More than two years ago, I blogged about the paper, K. Chang, J.-S. R. Jang, and C. S. Iliopoulos, “Music genre classification via compressive sampling,” in Proc. Int. Soc. Music Information Retrieval, (Amsterdam, the Netherlands), pp. 387-392, Aug. 2010. This paper reports extremely high classification accuracies of GTZAN — a problematic dataset. At least three papers since make direct comparisons to its 92.7% classification accuracy:
- M. Henaff, K. Jarrett, K. Kavukcuoglu, and Y. LeCun, “Unsupervised learning of sparse features for scalable audio classification,” in Proc. ISMIR, (Miami, FL), Oct. 2011.
- J. Wülfing and M. Riedmiller, “Unsupervised learning of local features for music classification,” in Proc. ISMIR, 2012.
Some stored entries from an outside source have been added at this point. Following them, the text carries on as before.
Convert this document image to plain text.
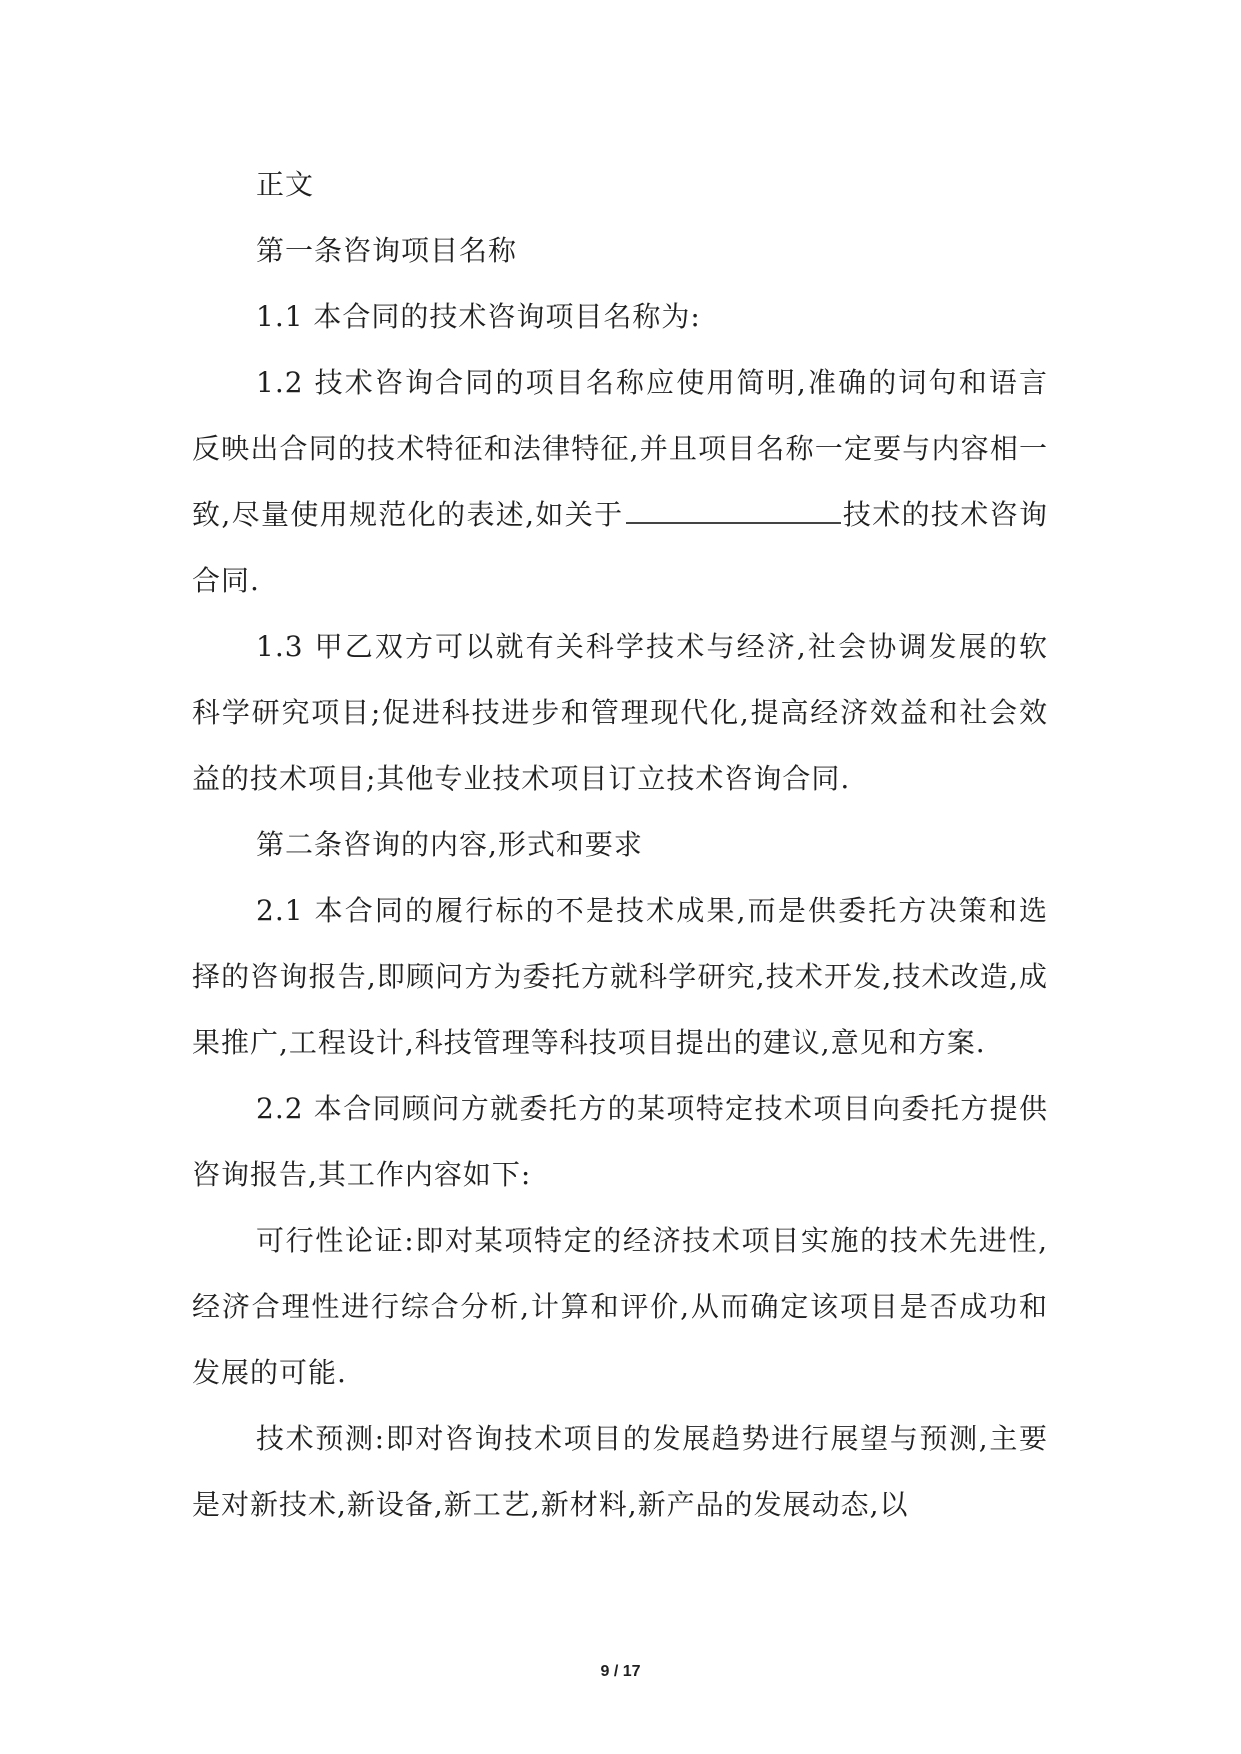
正文

第一条咨询项目名称

1.1 本合同的技术咨询项目名称为:

1.2 技术咨询合同的项目名称应使用简明,准确的词句和语言反映出合同的技术特征和法律特征,并且项目名称一定要与内容相一致,尽量使用规范化的表述,如关于	技术的技术咨询合同.

1.3 甲乙双方可以就有关科学技术与经济,社会协调发展的软科学研究项目;促进科技进步和管理现代化,提高经济效益和社会效益的技术项目;其他专业技术项目订立技术咨询合同.

第二条咨询的内容,形式和要求

2.1 本合同的履行标的不是技术成果,而是供委托方决策和选择的咨询报告,即顾问方为委托方就科学研究,技术开发,技术改造,成果推广,工程设计,科技管理等科技项目提出的建议,意见和方案.

2.2 本合同顾问方就委托方的某项特定技术项目向委托方提供咨询报告,其工作内容如下:

可行性论证:即对某项特定的经济技术项目实施的技术先进性,经济合理性进行综合分析,计算和评价,从而确定该项目是否成功和发展的可能.

技术预测:即对咨询技术项目的发展趋势进行展望与预测,主要是对新技术,新设备,新工艺,新材料,新产品的发展动态,以

9 / 17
- C.-C. M. Yeh and Y.-H. Yang, “Supervised dictionary learning for music genre classification,” in Proc. ACM Int. Conf. Multimedia Retrieval, (Hong Kong, China), Jun. 2012.
To my knowledge, no one has attempted to reproduce these results. I emailed the authors October 4 2012 asking whether they had discovered any errors in their tests that could have produced such a high classification accuracy. Since I have yet to hear back, it is time to reproduce the results.
Today, I began looking more deeply at the paper. I was struck by six things.
First, the reported confusion matrix of the experiment is symmetric. Exactly symmetric. Among the Disco excerpts in GTZAN, there are several Hip hop and Pop excerpts, but here we see that the proposed classifier never confused any Disco excerpt with Hip hop or Pop, and no Hip hop and Pop excerpts are ever confused with Disco. That alone tells me that this classifier is not recognizing those genres. And what is the probability of a confusion matrix of 1000 excerpts in ten classes be exactly symmetric?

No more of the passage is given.